7. Scatter a diversity of winter cover crop seeds over the bed: barley, winter wheat, field peas, and fava beans, for instance. The larger beans and peas can be pushed into the soil just a bit. Hairy vetch and alyssum can also be planted at the ends or the middle of long beds, and “scratched” into the soil using your fingers. (They both easily self-seed.) Another option is corn salad, which makes a great winter cover crop and is also edible. Mustard and daikon radish can be sown in late fall too -- if planted sparingly -- one or two in a small box garden, no more. Both grow into large plants. Daikon sends a tap root that can break up compacted soil and mustard attracts pollinators, suppresses weeds, and kills unwanted nematodes, but too much can hinder the growth of other crops. We have learned that mustard contains glucosinolate, which can be toxic to other plants if it is present in sufficient quantity.
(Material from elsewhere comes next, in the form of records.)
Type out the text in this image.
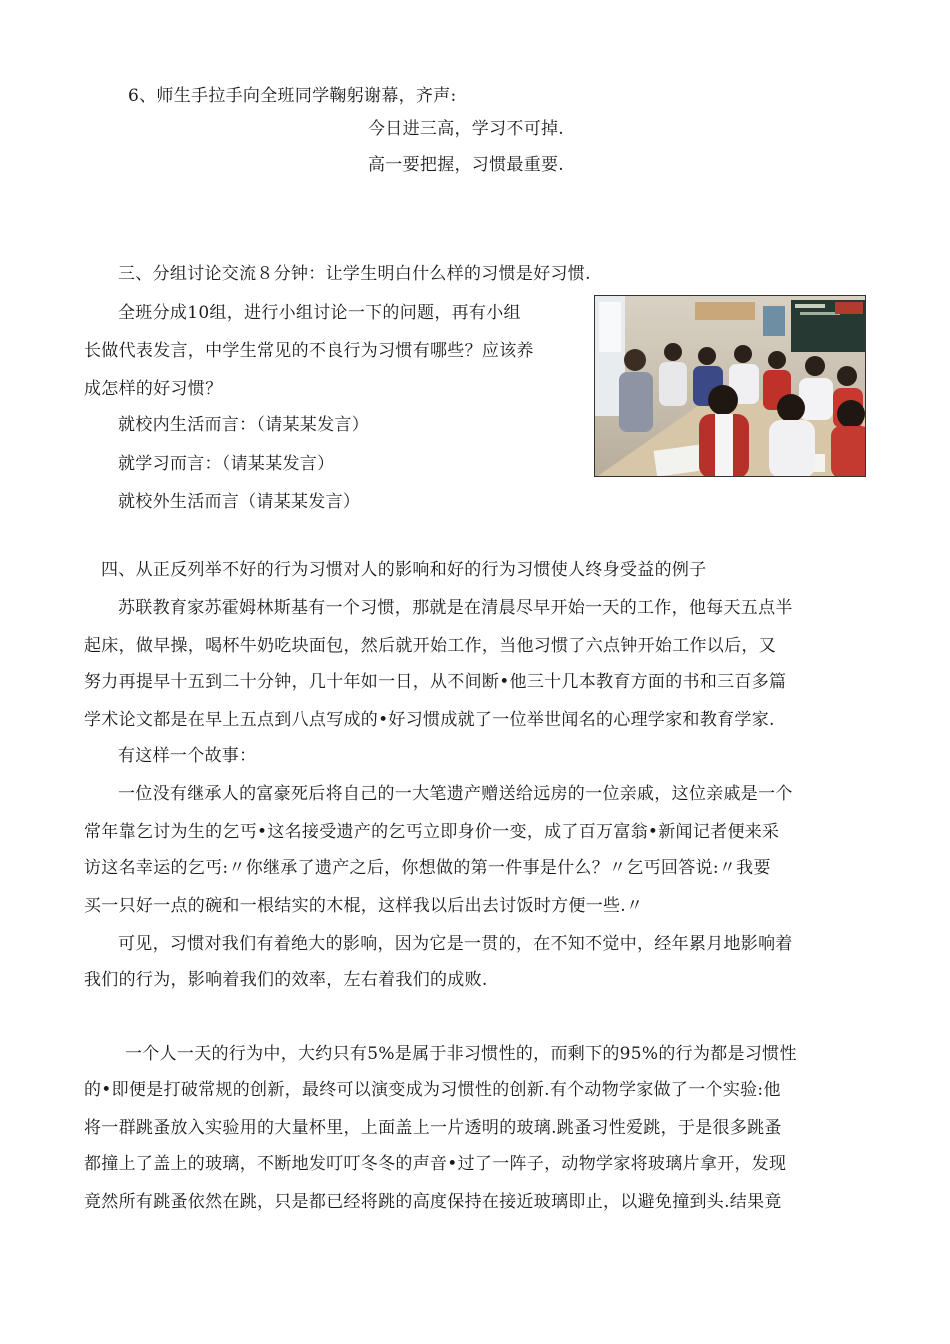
6、师生手拉手向全班同学鞠躬谢幕，齐声:
今日进三高，学习不可掉.
高一要把握，习惯最重要.
三、分组讨论交流８分钟：让学生明白什么样的习惯是好习惯.
全班分成10组，进行小组讨论一下的问题，再有小组
长做代表发言，中学生常见的不良行为习惯有哪些？应该养
成怎样的好习惯？
就校内生活而言：（请某某发言）
就学习而言：（请某某发言）
就校外生活而言（请某某发言）
四、从正反列举不好的行为习惯对人的影响和好的行为习惯使人终身受益的例子
苏联教育家苏霍姆林斯基有一个习惯，那就是在清晨尽早开始一天的工作，他每天五点半
起床，做早操，喝杯牛奶吃块面包，然后就开始工作，当他习惯了六点钟开始工作以后，又
努力再提早十五到二十分钟，几十年如一日，从不间断•他三十几本教育方面的书和三百多篇
学术论文都是在早上五点到八点写成的•好习惯成就了一位举世闻名的心理学家和教育学家.
有这样一个故事：
一位没有继承人的富豪死后将自己的一大笔遗产赠送给远房的一位亲戚，这位亲戚是一个
常年靠乞讨为生的乞丐•这名接受遗产的乞丐立即身价一变，成了百万富翁•新闻记者便来采
访这名幸运的乞丐:〃你继承了遗产之后，你想做的第一件事是什么？〃乞丐回答说:〃我要
买一只好一点的碗和一根结实的木棍，这样我以后出去讨饭时方便一些.〃
可见，习惯对我们有着绝大的影响，因为它是一贯的，在不知不觉中，经年累月地影响着
我们的行为，影响着我们的效率，左右着我们的成败.
一个人一天的行为中，大约只有5%是属于非习惯性的，而剩下的95%的行为都是习惯性
的•即便是打破常规的创新，最终可以演变成为习惯性的创新.有个动物学家做了一个实验:他
将一群跳蚤放入实验用的大量杯里，上面盖上一片透明的玻璃.跳蚤习性爱跳，于是很多跳蚤
都撞上了盖上的玻璃，不断地发叮叮冬冬的声音•过了一阵子，动物学家将玻璃片拿开，发现
竟然所有跳蚤依然在跳，只是都已经将跳的高度保持在接近玻璃即止，以避免撞到头.结果竟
If mustard is planted too densely along with other cover crops, it can inhibit their growth.
8. If you have plants, such as tomatoes, that are still producing, pull away the mulch or straw and seed cover crops under the bushes. Later, after you have harvested all the tomatoes, the plants can be cut back at the level of the soil, leaving their roots in the ground.
9. If needed, you can water your beds before (or after) placing seeds on the soil. Spread your cut-up plants on top of the soil and seeds. They will decompose over the winter and feed the soil. Finally, cover the bed with at least a couple of inches of straw, or use leaves and then straw, so that the leaves don’t blow away before the cover crops grow.